Em Suas Mãos

Capítulo 1:

"Sempre"

- Duo? O que você será quando crescer?

Dois grandes olhos violetas piscaram, confusos, em sua direção. Seu dono se revirou na espaçosa poltrona onde estava esparramado, enquanto seus pesinhos tentavam alcançar o chão para que pudesse encarar o seu amigo frente a frente.

Suspirando, Heero se levantou do tapete felpudo da sala, estendendo os braços para auxiliar o menino de olhos violetas a vencer a altura.

- Mas que pergunta boba, Hee! – o pequeno retrucou quando finalmente viu-se no chão.

- Boba nada. Anda, responde logo! – Heero resmungou, apertando a cintura delicada com os braços, instigando o garotinho a levar suas palavras a sério.

- Ora bolas, quando eu crescer vou ser adulto! – o menino de olhos violetas exclamou, sacudindo os pequenos braços ao redor do corpo, como se o que havia acabado de dizer fosse a única resposta plausível para a pergunta do seu vizinho.

Revirando os olhos, o pequeno Heero separou-se do corpo menor, lançando-se novamente na superfície macia do tapete. Quando sua família se mudara, um mês atrás, para aquela cidade, tivera o azar de virar vizinho da tempestade que atendia pelo nome de Duo. O seu novo e amalucado amigo tinha apenas oito anos, mas certamente sua pouca idade não condizia com a sua inacreditável capacidade de destruição - o garotinho de olhos violetas era um verdadeiro tanque de guerra. Heero perdera as contas de quantas vezes Duo havia quebrado vasos, mobílias ou qualquer coisa que estivesse no caminho de sua incansável habilidade de transformar tudo em brincadeira.

Mas, mesmo com os seus dez anos de idade, Heero já sabia que, na verdade, tivera muita sorte em encontrar aquele pequeno pontinho de luz. Nunca fora do tipo de garoto que jogava bola ou fazia coisas inúteis como construir fortes indígenas imaginários e se preparar para guerras mortais contra alienígenas inexistentes. Sempre preferira ficar em seu canto, com algum livro ou outra atividade construtiva qualquer. Porém, toda a sua reputação de garoto responsável e discreto foi por água abaixo durante o mês em que convivera com Duo. O garotinho de cabelos castanhos sempre o convencia a participar de alguma de suas brincadeiras idiotas, como girar até ficar tonto e pular na cama até cair e se estatelar. Heero nunca admitiria, mas adorava a felicidade expressa nos olhinhos brilhantes do seu amigo quando aceitava entrar em uma de suas brincadeiras, e apenas por isso o fazia.
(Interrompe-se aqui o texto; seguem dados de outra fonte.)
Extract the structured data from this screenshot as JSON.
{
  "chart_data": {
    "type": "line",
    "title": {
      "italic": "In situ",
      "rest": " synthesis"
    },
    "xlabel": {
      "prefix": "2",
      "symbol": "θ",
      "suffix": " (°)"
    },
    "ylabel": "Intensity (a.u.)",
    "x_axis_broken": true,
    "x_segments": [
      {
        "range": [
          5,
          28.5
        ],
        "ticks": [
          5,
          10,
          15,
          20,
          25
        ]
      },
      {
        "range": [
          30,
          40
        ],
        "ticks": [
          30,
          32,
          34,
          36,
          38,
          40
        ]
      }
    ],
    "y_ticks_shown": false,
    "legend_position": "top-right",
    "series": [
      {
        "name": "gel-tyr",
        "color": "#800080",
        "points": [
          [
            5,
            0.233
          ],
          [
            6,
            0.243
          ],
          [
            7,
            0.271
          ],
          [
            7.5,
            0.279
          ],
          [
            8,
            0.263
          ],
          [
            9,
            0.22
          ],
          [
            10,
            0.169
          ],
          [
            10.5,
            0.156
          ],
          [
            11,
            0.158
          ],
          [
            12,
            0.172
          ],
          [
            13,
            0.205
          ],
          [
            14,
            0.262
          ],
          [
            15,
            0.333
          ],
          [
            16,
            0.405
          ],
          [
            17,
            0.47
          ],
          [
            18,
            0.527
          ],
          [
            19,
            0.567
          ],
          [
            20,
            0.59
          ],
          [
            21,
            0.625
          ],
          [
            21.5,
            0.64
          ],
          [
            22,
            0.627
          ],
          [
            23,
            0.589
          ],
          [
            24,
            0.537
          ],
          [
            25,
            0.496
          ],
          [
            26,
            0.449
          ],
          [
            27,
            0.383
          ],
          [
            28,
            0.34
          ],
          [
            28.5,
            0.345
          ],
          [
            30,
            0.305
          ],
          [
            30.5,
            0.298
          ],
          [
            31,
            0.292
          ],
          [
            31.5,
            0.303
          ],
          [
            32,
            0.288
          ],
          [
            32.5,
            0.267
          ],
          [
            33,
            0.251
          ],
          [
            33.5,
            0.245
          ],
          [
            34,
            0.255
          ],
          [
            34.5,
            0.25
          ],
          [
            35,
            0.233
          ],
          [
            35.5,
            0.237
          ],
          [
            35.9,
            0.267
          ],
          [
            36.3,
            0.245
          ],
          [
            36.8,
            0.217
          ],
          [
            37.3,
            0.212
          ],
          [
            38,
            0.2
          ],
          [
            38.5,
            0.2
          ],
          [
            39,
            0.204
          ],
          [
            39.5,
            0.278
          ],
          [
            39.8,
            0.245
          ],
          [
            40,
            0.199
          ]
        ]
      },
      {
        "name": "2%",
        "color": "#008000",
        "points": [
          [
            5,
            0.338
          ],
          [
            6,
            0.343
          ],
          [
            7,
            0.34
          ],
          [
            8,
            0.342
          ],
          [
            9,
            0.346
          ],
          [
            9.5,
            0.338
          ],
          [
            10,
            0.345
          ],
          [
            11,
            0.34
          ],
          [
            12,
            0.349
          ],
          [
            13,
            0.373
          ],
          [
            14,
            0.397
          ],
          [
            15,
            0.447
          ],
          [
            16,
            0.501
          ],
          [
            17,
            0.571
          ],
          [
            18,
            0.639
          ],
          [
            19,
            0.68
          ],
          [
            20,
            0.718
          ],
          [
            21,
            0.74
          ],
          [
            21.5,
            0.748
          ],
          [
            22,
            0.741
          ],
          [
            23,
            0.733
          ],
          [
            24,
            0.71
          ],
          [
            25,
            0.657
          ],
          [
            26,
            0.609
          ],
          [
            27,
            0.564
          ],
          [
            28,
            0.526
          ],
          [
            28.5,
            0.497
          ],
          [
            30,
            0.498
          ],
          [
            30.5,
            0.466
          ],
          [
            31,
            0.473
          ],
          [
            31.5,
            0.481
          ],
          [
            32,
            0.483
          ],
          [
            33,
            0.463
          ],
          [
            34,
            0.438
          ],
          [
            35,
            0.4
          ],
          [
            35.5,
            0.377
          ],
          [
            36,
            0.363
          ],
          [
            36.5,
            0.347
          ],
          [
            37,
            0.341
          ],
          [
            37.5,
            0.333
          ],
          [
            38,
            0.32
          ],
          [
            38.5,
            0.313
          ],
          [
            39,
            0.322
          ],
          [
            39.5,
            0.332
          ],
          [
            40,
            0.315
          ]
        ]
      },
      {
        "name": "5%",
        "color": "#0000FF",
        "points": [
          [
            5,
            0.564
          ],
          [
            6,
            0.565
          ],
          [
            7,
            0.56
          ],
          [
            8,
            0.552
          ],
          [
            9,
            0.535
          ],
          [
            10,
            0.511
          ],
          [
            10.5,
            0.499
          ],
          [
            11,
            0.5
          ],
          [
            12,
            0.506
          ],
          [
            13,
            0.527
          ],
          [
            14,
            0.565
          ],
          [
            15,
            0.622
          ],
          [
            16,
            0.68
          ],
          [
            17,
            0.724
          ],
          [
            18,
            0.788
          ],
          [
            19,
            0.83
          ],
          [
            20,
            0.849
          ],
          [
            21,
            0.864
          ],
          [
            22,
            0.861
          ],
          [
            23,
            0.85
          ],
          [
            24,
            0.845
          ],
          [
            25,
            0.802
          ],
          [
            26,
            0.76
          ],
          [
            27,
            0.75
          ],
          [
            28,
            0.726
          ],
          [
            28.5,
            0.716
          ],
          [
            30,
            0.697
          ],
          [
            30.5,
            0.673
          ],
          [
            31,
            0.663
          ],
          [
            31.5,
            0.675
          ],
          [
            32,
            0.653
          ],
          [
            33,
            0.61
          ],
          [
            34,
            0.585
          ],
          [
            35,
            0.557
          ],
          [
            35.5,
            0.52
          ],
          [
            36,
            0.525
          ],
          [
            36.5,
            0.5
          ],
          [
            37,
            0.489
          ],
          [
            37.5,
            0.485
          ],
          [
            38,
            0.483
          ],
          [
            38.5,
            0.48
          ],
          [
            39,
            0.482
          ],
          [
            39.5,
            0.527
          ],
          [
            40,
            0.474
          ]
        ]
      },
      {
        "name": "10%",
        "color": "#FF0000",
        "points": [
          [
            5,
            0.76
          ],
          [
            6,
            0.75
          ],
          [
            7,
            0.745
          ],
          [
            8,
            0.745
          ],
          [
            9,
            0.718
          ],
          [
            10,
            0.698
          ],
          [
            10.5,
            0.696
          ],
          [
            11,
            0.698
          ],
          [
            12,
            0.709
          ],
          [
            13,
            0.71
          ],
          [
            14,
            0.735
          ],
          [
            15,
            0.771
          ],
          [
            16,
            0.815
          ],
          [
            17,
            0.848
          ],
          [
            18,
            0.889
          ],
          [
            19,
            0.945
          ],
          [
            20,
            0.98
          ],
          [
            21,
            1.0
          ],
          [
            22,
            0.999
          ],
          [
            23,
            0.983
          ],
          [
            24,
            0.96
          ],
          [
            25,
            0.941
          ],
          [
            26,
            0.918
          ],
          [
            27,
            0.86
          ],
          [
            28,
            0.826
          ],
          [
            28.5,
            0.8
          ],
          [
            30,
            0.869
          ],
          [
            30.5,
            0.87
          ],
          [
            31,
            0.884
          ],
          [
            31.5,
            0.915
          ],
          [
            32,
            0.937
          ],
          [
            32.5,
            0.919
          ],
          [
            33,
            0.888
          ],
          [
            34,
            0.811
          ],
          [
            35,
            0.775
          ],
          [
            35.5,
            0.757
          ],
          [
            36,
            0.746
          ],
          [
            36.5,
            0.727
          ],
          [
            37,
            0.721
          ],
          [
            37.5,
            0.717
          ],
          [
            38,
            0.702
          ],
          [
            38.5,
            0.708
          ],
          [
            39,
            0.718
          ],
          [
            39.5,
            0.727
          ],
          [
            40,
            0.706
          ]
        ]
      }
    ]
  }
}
- É lógico que você será adulto, seu baka! – o pequeno de olhos azuis resmungou, estendendo uma das mãos para puxar Duo para si, fazendo com que ele se sentasse ao seu lado, no tapete da sala.

- Ah, Hee, você fica me chamando disso o tempo todo, mas nunca me conta o que é! – os bracinhos de Duo se cruzaram manhosamente, enquanto um bico gigantesco surgia em seus lábios delicados. O pequeno sabia como conseguir algo de Heero. Um bom bico e muita birra podiam mover montanhas, acreditava ele. E tinha razão.

Heero revirou os seus grandes olhos azuis, perguntando-se como ainda cedia aos caprichos do seu amigo chantagista. Talvez a convivência com Duo estivesse deixando-o muito suscetível a suas estratégias idiotas, e estranhamente eficazes, de chamar a sua atenção.

Com um suspiro, esquadrinhou pelo rabo do olho a expressão fingidamente chateada de Duo, antes de tombar para o lado, aninhando a cabeça no colo macio do menino de olhos violetas. Duas mãozinhas logo mergulharam em seu cabelo, bagunçando-o. Era a forma que Heero tinha de demonstrar que havia cedido aos muxoxos e caretas de seu amigo, e o delicioso cafuné que recebia em troca representava toda a enorme satisfação de Duo por conseguir dominá-lo tão facilmente, o que para o pequeno era uma grande vitória.

- "Baka" significa...ahn... – Heero engoliu em seco. Sempre chamava o amigo de "idiota", na língua de sua terra natal, mas da boca para fora. A idéia de que Duo soubesse o que aquela palavra realmente significava não lhe parecia nada boa. -... "legal". – completou, após algum tempo.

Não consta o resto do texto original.